HARRIS, JAMES RENDEL. Last of the Mayflower. (Manchester univ. publications) *$2 (*5s) Longmans 974.4

20–14551

“In this publication of the John Rylands library Dr Rendel Harris tries to find an answer to the question, ‘What became of the “Mayflower“?’ The name was a common one for ships in late Tudor and early Stuart times; hence the tracing of the authentic ‘Mayflower’ has entailed much research. Some ten years after the landing of the Pilgrims (1620), she was employed on a similar service, that of transporting the remainder of the Leyden colony to New Plymouth. Then she is traced in the whale-fishery, and to her last owner and master, Mr Thomas Webber of Boston. Not long after 1654, the author says, ‘one is tempted to conjecture that she died (in a nautical sense).

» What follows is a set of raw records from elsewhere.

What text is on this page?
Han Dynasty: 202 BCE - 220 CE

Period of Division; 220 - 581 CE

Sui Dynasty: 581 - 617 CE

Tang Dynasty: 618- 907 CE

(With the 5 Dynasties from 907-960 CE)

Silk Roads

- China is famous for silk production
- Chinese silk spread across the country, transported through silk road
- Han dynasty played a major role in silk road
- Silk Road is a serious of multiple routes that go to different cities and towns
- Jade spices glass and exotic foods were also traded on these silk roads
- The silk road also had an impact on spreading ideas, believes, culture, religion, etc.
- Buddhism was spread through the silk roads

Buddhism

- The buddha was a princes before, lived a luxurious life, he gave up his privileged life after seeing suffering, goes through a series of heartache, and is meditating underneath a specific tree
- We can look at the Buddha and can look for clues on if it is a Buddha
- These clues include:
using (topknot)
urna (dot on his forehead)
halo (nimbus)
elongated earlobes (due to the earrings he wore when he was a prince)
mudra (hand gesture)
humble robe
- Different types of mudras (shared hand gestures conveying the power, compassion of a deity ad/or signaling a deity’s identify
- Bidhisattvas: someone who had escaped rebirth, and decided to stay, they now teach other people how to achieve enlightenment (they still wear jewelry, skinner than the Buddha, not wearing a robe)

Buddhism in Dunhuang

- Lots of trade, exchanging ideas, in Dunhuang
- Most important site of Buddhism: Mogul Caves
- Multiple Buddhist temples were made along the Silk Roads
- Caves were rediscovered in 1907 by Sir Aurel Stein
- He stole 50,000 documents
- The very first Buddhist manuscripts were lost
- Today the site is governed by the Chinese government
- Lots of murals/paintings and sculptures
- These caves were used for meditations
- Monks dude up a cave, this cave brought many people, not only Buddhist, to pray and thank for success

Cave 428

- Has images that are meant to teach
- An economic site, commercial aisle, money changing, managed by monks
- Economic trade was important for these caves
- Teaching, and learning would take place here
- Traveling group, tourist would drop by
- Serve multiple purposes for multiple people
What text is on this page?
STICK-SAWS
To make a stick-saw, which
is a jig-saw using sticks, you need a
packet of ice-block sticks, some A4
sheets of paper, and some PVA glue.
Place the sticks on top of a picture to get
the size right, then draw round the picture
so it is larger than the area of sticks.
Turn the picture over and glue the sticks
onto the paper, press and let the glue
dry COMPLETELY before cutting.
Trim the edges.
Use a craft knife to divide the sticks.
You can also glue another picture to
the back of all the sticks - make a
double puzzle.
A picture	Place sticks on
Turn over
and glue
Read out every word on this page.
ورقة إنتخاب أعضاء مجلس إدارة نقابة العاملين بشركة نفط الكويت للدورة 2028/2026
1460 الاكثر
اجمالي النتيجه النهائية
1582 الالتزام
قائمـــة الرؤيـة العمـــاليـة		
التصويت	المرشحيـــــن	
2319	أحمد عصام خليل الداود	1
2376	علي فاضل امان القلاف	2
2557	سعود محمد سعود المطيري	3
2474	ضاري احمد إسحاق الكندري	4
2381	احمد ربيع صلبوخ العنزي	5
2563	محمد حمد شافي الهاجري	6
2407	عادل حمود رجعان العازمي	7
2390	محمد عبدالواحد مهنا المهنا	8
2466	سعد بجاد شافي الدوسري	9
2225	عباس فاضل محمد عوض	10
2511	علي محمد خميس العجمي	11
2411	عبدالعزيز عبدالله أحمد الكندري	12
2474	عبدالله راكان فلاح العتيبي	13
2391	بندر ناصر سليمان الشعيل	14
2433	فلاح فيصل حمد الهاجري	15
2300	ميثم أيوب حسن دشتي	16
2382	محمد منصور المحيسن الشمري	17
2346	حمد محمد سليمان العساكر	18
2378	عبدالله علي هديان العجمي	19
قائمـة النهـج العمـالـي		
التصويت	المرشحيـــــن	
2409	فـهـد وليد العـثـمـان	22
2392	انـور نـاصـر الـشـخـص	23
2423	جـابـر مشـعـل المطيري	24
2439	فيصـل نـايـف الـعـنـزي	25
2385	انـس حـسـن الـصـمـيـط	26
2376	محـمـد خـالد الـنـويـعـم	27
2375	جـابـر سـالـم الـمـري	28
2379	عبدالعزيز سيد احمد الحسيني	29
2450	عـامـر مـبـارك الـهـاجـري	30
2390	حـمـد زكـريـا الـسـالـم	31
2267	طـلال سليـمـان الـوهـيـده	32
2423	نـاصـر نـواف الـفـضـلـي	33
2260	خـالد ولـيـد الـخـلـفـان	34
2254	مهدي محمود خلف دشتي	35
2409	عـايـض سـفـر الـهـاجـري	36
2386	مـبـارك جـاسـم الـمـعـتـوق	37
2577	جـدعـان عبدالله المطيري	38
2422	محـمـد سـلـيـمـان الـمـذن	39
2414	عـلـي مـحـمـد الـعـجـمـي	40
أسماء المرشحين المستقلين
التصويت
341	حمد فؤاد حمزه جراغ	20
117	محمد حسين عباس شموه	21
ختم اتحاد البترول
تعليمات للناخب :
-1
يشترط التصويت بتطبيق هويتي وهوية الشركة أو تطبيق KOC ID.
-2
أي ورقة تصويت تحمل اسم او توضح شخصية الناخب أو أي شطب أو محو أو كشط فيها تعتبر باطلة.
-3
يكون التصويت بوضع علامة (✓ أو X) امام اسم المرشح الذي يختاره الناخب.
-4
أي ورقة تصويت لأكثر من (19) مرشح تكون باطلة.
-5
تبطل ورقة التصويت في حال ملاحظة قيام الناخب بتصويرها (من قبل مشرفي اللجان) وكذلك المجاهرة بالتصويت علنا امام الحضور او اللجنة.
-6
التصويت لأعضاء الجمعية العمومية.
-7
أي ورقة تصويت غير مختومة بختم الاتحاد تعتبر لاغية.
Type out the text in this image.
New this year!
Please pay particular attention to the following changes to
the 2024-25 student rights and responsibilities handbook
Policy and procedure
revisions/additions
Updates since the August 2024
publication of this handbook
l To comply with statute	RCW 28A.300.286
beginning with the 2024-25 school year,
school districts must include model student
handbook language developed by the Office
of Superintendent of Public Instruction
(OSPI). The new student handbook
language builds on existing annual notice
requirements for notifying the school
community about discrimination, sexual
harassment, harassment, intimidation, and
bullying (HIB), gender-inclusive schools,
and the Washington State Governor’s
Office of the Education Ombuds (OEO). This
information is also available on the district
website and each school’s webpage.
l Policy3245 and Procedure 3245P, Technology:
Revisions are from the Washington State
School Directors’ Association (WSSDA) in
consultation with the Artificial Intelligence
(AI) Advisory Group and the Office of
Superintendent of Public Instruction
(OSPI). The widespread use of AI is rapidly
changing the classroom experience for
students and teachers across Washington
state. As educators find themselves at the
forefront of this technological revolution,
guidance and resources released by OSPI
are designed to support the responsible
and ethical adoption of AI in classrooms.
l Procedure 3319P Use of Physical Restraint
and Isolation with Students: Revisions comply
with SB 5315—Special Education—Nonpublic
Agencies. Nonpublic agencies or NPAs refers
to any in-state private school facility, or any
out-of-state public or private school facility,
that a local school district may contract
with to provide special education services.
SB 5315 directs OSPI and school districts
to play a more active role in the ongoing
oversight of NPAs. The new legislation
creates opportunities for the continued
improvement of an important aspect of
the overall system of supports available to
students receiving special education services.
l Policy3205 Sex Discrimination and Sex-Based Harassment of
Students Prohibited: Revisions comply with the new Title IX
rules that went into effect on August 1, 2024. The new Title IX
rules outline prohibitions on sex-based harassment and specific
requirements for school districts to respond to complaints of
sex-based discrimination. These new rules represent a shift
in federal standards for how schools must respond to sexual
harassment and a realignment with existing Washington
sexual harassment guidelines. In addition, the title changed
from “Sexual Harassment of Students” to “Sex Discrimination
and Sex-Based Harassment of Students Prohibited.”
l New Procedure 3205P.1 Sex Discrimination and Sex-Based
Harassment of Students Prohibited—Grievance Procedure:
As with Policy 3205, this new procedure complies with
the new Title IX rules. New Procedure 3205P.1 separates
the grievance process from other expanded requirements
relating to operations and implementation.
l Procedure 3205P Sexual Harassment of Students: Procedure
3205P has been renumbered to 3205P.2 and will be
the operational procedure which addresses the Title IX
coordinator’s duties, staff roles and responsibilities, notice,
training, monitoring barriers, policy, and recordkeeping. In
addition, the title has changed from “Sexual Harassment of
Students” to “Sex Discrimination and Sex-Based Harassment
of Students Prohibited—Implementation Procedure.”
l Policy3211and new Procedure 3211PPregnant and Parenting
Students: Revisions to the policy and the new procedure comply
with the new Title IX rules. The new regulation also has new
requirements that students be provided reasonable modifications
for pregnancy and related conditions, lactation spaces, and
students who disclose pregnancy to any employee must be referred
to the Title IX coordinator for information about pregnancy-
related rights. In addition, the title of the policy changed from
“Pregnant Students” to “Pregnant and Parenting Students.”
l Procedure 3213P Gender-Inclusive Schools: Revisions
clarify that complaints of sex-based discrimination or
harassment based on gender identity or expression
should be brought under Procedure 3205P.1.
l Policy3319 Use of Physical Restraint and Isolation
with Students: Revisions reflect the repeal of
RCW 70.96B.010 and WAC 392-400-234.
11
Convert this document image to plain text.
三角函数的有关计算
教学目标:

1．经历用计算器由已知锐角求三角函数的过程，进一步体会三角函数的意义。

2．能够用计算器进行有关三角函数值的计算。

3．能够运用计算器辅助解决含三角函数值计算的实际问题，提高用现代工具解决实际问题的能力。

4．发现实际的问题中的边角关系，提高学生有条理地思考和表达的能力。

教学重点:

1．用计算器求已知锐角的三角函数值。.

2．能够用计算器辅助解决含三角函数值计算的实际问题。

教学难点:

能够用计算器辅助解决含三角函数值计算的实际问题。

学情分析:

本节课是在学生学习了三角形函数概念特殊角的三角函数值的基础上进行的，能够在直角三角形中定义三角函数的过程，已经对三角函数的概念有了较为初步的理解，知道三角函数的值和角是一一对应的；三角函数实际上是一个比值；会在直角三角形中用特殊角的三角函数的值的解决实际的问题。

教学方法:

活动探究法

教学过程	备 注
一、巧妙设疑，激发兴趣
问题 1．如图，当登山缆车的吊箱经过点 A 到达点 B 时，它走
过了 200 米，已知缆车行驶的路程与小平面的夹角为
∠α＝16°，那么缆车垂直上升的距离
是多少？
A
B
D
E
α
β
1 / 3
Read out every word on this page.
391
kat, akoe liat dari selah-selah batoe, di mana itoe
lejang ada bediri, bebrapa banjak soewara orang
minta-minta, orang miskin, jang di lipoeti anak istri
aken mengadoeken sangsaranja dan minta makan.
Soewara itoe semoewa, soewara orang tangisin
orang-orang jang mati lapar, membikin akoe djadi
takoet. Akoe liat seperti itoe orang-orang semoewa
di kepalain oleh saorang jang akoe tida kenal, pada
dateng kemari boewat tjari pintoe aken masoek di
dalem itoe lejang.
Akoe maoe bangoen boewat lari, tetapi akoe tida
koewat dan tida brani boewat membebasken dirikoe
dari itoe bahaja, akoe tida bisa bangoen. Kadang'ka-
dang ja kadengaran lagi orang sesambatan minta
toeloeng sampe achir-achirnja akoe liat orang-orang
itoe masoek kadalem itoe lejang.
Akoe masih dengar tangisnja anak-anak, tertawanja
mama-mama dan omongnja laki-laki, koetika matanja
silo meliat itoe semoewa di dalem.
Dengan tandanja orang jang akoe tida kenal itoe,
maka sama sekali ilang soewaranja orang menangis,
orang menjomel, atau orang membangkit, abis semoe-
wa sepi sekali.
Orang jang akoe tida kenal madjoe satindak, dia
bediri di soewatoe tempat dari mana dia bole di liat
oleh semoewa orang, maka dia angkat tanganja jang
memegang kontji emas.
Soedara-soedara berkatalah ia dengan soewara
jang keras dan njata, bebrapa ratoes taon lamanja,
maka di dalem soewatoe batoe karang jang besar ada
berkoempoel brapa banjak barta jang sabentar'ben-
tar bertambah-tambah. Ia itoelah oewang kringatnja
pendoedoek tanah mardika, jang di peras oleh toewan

Most likely she was broken up in Boston, or perhaps in the Thames on her last voyage to London.’ ”—Ath


Ath p591 Ap 30 ’20 140w

Reviewed by W. A. Dyer

Bookm 52:125 O ’20 40w

HARRISON, AUSTIN. Before and now. *$1.75 (2½c) Lane 304

20–6972

This collection of papers, reprinted in a revised form from the English Review, are critical and partly satirical and humorous impressions of conditions in England previous to and during the war. They were “journalism then, today they are prophetic,” says the author. It is the disintegration of old conceptions and the birth-pangs of new that form the subject-matter of the papers, which are: Jingoism; The coming of Smith; “Surrey in danger”; Peace, perfect peace; St George’s stirrup; The duke’s buffalo; A “Christian” Europe and afterwards; Our gentlemen’s schools; Authority and privilege; The new “Sesame and lilies”; The Christian drum; What is ours is not ours; The country of the blind; “Leave them ‘orses alone!”; Foreign politics; “Minny”; The awakening; Musings at Fort Vaux; Foundations of reconstruction.